If not results, then what? The risks of not having a results agenda

March 16, 2011 20 By admin

The ODI’s Claire Melamed replies to yesterday’s guest post from Ros Eyben: 673-claire-melamed

“Ros Eyben suggests that instead of a results agenda, we should rely on good relationships to deliver good aid.  And indeed, if all relationships were good, and all the people involved in making decisions about aid were thoroughly well-informed, open to new ideas, flexible in their approach, lacking in ego, adept at dealing with cultural and religious differences and aligned with the needs and priorities of poor people, that might just work. 

But just supposing, for a moment, that aid bureaucracies aren’t all like that, let’s think about the risks of not having a results agenda.

If you don’t define in advance what the objectives of an aid programme are, you leave it up to the managers who make the decisions and the politicians who guide them to impose their own values and prejudices onto the aid programme.  Of course if they could all be trusted to make the right decision, there’s no problem.  But evidence suggests that might be over-optimistic.  Exhibit A: attempts to fund the building of a dam in Pergau that had nothing to do with poverty and everything to do with arms sales.  Exhibit B: the ideological pursuit of structural adjustment programmes in the face of substantial evidence of the harm they were causing.

A focus on results can help to rebalance inequalities of power. When the Labour Government created the National Institute for Health and Clinical Excellence (NICE) in the UK in 1999, to ensure that evidence about value for money and effectiveness was used in deciding what drugs to prescribe in the National Health Service, pharmaceutical companies were among the most hostile to the idea. Naturally, from their point of view, they preferred their own marketing ‘evidence’ to help doctors make prescribing decisions. 
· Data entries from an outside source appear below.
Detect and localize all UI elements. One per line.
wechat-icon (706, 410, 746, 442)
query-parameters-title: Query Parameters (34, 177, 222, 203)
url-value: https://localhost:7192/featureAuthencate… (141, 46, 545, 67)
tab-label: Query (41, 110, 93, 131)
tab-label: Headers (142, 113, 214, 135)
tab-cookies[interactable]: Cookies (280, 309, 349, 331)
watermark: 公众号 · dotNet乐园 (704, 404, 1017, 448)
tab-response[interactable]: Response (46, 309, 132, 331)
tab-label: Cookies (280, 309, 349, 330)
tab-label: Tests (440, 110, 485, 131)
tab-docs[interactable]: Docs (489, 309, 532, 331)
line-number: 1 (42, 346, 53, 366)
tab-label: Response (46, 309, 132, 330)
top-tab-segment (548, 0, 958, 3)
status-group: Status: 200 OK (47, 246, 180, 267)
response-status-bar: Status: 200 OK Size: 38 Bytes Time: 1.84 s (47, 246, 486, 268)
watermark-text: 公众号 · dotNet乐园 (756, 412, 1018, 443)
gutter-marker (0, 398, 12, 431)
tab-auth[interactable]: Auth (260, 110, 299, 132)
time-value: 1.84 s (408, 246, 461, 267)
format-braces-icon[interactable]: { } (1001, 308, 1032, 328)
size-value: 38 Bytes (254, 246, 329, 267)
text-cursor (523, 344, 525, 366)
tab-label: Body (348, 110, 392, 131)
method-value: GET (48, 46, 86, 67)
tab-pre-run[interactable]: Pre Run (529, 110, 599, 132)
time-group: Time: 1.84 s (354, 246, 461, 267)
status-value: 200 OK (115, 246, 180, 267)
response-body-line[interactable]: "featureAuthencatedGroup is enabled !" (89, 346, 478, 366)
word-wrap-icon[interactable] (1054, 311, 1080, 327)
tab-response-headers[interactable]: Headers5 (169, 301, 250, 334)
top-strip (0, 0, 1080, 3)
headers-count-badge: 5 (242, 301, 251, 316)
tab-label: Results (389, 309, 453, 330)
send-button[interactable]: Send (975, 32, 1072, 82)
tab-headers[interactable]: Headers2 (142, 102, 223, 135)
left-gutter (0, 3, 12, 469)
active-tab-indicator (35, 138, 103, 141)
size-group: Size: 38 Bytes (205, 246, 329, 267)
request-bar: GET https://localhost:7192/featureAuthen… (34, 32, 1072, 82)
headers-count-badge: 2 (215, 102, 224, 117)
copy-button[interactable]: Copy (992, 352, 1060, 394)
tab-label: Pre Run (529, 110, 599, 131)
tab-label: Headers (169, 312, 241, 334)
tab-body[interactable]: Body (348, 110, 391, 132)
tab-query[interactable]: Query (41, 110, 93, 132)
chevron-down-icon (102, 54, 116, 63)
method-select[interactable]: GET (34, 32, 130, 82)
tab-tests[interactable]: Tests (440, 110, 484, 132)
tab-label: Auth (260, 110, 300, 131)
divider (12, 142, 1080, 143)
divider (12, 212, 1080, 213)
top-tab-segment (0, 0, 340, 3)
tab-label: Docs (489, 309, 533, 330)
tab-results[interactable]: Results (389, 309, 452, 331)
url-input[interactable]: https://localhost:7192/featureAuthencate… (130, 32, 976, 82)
Actually, of course, leaving all decisions about prescribing up to doctors – informed by partial evidence – led to inequalities (the dreaded ‘postcode lottery’), and to millions of pounds wasted on ineffective treatments. NICE’s role in bringing together evidence from clinical trials (which included patients’ own assessments and valuations of changes in their health) with the costs of treatment, has started to improve value for money in the NHS and also to take more account of health benefits (or lack of them) from patients’ own point of view. 

A results agenda, as long as the right results are being pursued, can help to rebalance inequalities of power and make the actions and decisions of the powerful more transparent. It helps people to know what the objectives of decision makers are – and so to argue that they should be different, if that’s the case; and also to hold people to account for their success or failure to meet those objectives. Without measurement, there can be no accountability. 

The real question is what results we are looking for, and how to measure them. Of course if donors want to do the wrong things, and measure the wrong things, they won’t get good results. But pointing to examples of the wrong way of using results and saying, ‘so let’s not measure results’, seems to me as big a folly as the, sadly all too popular, pastime of pointing to the latest example of unsuccessful aid and saying ‘so let’s give up on aid altogether’. 

So if the numbers of polio vaccines isn’t the right result to ask for, then let’s look for something that is a better measure of the strength of health systems. And instead of counting the length of roads, let’s measure the strength of solidarity in communities – that’s doable. 

The results agenda is actually a huge opportunity for people who care about relationships, trust, empowerment, rights and complexity to find ways of getting these things firmly integrated into how we measure development.  Then they’d be part of the mainstream.

These things can be counted. There are approaches developed in the UK’s National Health Service, for example, which allow patients to say how much they value different health outcomes, like the absence of pain or the ability to move about normally. Research shows that the values that ordinary people attach to different outcomes are different to those of even the most well-meaning professionals – which should be a warning to us all not to make assumptions about what people want. This information is turned into numbers and used to allocate funding and to measure results.  Imagine if we actually knew what poor people wanted and if they were getting it?  Everyone who works in development should surely admit that we don’t know as much as we should about if we are actually delivering ‘value’ as the recipients of our efforts would define it. 

We should be welcoming the focus on the results, because a world where we don’t know the results of our actions is not one that any of us would want to live in. This agenda should be used too, to  encourage a focus on what results poor people themselves (or, more likely, poor women, poor men, poor people in cities, in rural areas and so on, who would all have different priorities) most want to see, and how they’d define ‘value’ or ‘effectiveness’. 

Information is power. I say, don’t fear it. Use it. ”

Claire Melamed is the Head of the Growth and Equity Programme at the Overseas Development Institute

Update from Duncan: In a desperate attempt to stem the tide of consensus and mutual respect sweeping over the comments, I’ve put up a poll to the right of this post that allows only a yes/no answer to the question of whether the current focus on Value for Money is a Good Thing. ‘Sometimes’ ‘Maybe’ ‘It depends’ type answers all forbidden!